Hükümet her zaman ne söylüyor.

İşçiyi, memuru, emekliyi enflasyon altında ezdirmeyeceğiz.

Peki uygulamalar öyle mi?

Hiç de öyle olmadığını görüyoruz.

İşte yapılan son zamlar.

Bir kere emekli enflasyon altında ezim ezim eziliyor.

TÜİK’in bile açıkladığı enflasyon oranı yüzde 36 iken, emeklilere yüzde 25’lik bir zam yapıldı.

Bu emekliyi enflasyon altında ezdirmemek midir?

Kaldı ki verilen zam zaten her türlü ürüne yapılan zamlar ile birlikte daha emeklinin cebine girmeden gitti.

***

Bir de TÜİK’in açıkladığı enflasyon ile hayattaki gerçek enflasyon arasında dağlar kadar fark var.

Enflasyon Araştırma Grubu olarak adlandırılan ENAG’ın tespit ettiği enflasyon yüzde 82.

Bağımsız bilim adamları, ekonomistlerin oluşturduğu bu grup oranları yine bağımsız olarak açıklıyor.

Yılın son ayında hemen her türlü ürüne yapılan zamlar herkesin belini büktü.

Süt ve süt ürünlerine yapılan zam nedeniyle bebekler süt içemeyecek, kemiklerini geliştirecek peynir yiyemeyecek duruma geldi.

***

1 Ocak tarihinde fiyatları arttırılan doğal gaz, elektrik faturaları henüz gelmedi.

Aralık 2021’i içeren faturalar cepleri yaktı.

Akaryakıtta durum ise daha feci.

Çünkü bu ürüne yapılacak zam demek her ürüne yansıyacak zam demektir.

Akaryakıt istasyonlarındaki fiyatları yazan tabelalar Hazine ve Maliye Bakanı’nın gözleri gibi, ışıl ışıl parlıyor.

***

Emekliye yapılan zam TÜİK enflasyonunun bile çok gerisinde kaldı.

Bu mudur vatandaşı enflasyon altında ezdirmemek?

Bazı yandan gazeteler emekliye ek zamdan söz ediyor.

Hele bir gazete var, yılın 365 günü emekliye çeşitli adlar altında zam yapıyor.

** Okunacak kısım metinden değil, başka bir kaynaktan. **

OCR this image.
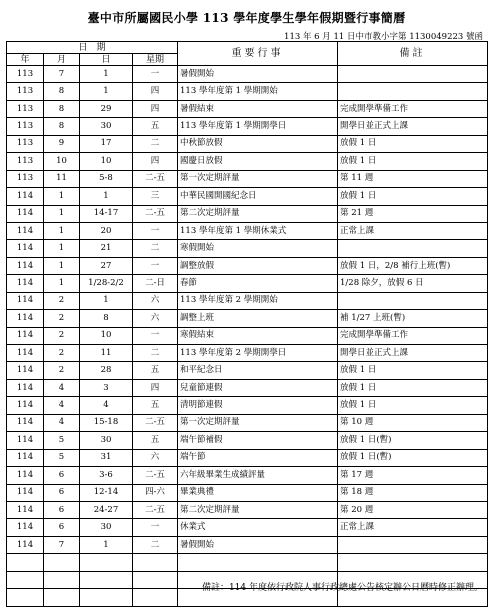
臺中市所屬國民小學 113 學年度學生學年假期暨行事簡曆
113 年 6 月 11 日中市教小字第 1130049223 號函
日　期				重要行事	備註
年	月	日	星期		
113	7	1	一	暑假開始	
113	8	1	四	113 學年度第 1 學期開始	
113	8	29	四	暑假結束	完成開學準備工作
113	8	30	五	113 學年度第 1 學期開學日	開學日並正式上課
113	9	17	二	中秋節放假	放假 1 日
113	10	10	四	國慶日放假	放假 1 日
113	11	5-8	二-五	第一次定期評量	第 11 週
114	1	1	三	中華民國開國紀念日	放假 1 日
114	1	14-17	二-五	第二次定期評量	第 21 週
114	1	20	一	113 學年度第 1 學期休業式	正常上課
114	1	21	二	寒假開始	
114	1	27	一	調整放假	放假 1 日，2/8 補行上班(暫)
114	1	1/28-2/2	二-日	春節	1/28 除夕，放假 6 日
114	2	1	六	113 學年度第 2 學期開始	
114	2	8	六	調整上班	補 1/27 上班(暫)
114	2	10	一	寒假結束	完成開學準備工作
114	2	11	二	113 學年度第 2 學期開學日	開學日並正式上課
114	2	28	五	和平紀念日	放假 1 日
114	4	3	四	兒童節連假	放假 1 日
114	4	4	五	清明節連假	放假 1 日
114	4	15-18	二-五	第一次定期評量	第 10 週
114	5	30	五	端午節補假	放假 1 日(暫)
114	5	31	六	端午節	放假 1 日(暫)
114	6	3-6	二-五	六年級畢業生成績評量	第 17 週
114	6	12-14	四-六	畢業典禮	第 18 週
114	6	24-27	二-五	第二次定期評量	第 20 週
114	6	30	一	休業式	正常上課
114	7	1	二	暑假開始	

備註：114 年度依行政院人事行政總處公告核定辦公日曆時修正辦理。
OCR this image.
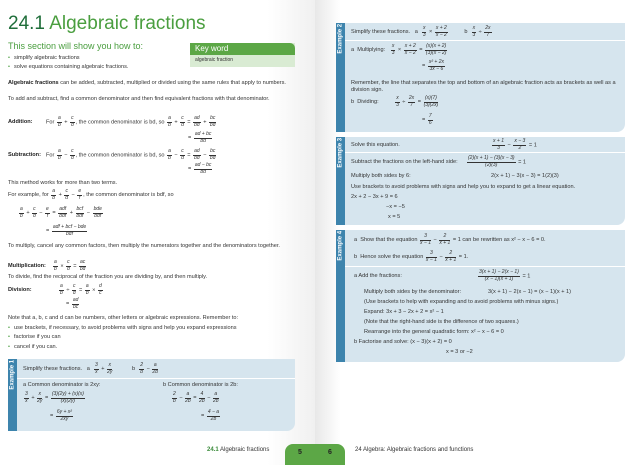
24.1 Algebraic fractions
This section will show you how to:
• simplify algebraic fractions
• solve equations containing algebraic fractions.
Key word
algebraic fraction
Algebraic fractions can be added, subtracted, multiplied or divided using the same rules that apply to numbers.
To add and subtract, find a common denominator and then find equivalent fractions with that denominator.
Addition:	For $\frac{a}{b} + \frac{c}{d}$ , the common denominator is bd, so $\frac{a}{b} + \frac{c}{d} = \frac{ad}{bd} + \frac{bc}{bd}$
= $\frac{ad + bc}{bd}$
Subtraction: For $\frac{a}{b} - \frac{c}{d}$ , the common denominator is bd, so $\frac{a}{b} - \frac{c}{d} = \frac{ad}{bd} - \frac{bc}{bd}$
= $\frac{ad - bc}{bd}$
This method works for more than two terms.
For example, for $\frac{a}{b} + \frac{c}{d} - \frac{e}{f}$ , the common denominator is bdf, so
$\frac{a}{b} + \frac{c}{d} - \frac{e}{f} = \frac{\text{adf}}{\text{bdf}} + \frac{\text{bcf}}{\text{bdf}} - \frac{\text{bde}}{\text{bdf}}$
= $\frac{\text{adf + bcf − bde}}{\text{bdf}}$
To multiply, cancel any common factors, then multiply the numerators together and the denominators together.
Multiplication:	$\frac{a}{b} \times \frac{c}{d} = \frac{ac}{bd}$
To divide, find the reciprocal of the fraction you are dividing by, and then multiply.
Division:	$\frac{a}{b} \div \frac{c}{d} = \frac{a}{b} \times \frac{d}{c}$
= $\frac{ad}{bc}$
Note that a, b, c and d can be numbers, other letters or algebraic expressions. Remember to:
• use brackets, if necessary, to avoid problems with signs and help you expand expressions
• factorise if you can
• cancel if you can.
Example 1 Simplify these fractions.   a $\frac{3}{x} + \frac{x}{2y}$ b $\frac{2}{b} - \frac{a}{2b}$
a Common denominator is 2xy:
$\frac{3}{x} + \frac{x}{2y} = \frac{(3)(2y) + (x)(x)}{(x)(2y)}$
= $\frac{\text{6y + x²}}{2xy}$
b Common denominator is 2b:
$\frac{2}{b} - \frac{a}{2b} = \frac{4}{2b} - \frac{a}{2b}$
= $\frac{4 - a}{2b}$
24.1 Algebraic fractions	5
Example 2 Simplify these fractions.   a $\frac{x}{3} \times \frac{x + 2}{x - 2}$ b $\frac{x}{3} \div \frac{2x}{7}$
a  Multiplying: $\frac{x}{3} \times \frac{x + 2}{x - 2} = \frac{(x)(x + 2)}{(3)(x - 2)}$
= $\frac{\text{x² + 2x}}{3x - 6}$
Remember, the line that separates the top and bottom of an algebraic fraction acts as brackets as well as a division sign.
b  Dividing: $\frac{x}{3} \div \frac{2x}{7} = \frac{(x)(7)}{(3)(2x)}$
= $\frac{7}{6}$
Example 3 Solve this equation.	$\frac{x + 1}{3} - \frac{x - 3}{2} = 1$
Subtract the fractions on the left-hand side:	$\frac{(2)(x + 1) - (3)(x - 3)}{(2)(3)} = 1$
Multiply both sides by 6:	2(x + 1) − 3(x − 3) = 1(2)(3)
Use brackets to avoid problems with signs and help you to expand to get a linear equation.
2x + 2 − 3x + 9 = 6
−x = −5
x = 5
Example 4 a  Show that the equation $\frac{3}{x - 1} - \frac{2}{x + 1} = 1$ can be rewritten as x² − x − 6 = 0.
b  Hence solve the equation $\frac{3}{x - 1} - \frac{2}{x + 1} = 1$.
a Add the fractions:	$\frac{3(x + 1) - 2(x - 1)}{(x - 1)(x + 1)} = 1$
Multiply both sides by the denominator:	3(x + 1) − 2(x − 1) = (x − 1)(x + 1)
(Use brackets to help with expanding and to avoid problems with minus signs.)
Expand: 3x + 3 − 2x + 2 = x² − 1
(Note that the right-hand side is the difference of two squares.)
Rearrange into the general quadratic form: x² − x − 6 = 0
b Factorise and solve: (x − 3)(x + 2) = 0
x = 3 or −2
6	24 Algebra: Algebraic fractions and functions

Emekli o zamları alacak olsa parayı koyacak yer bulamayacak.

Onlar ek zam yazıyorlar ama iktidarın hiç öyle bir niyeti yok.

Potansiyelinin ve gücünün farkında olmayan emekliler ise artan hayat pahalılığı karşısında çaresizlik içinde bulunuyor.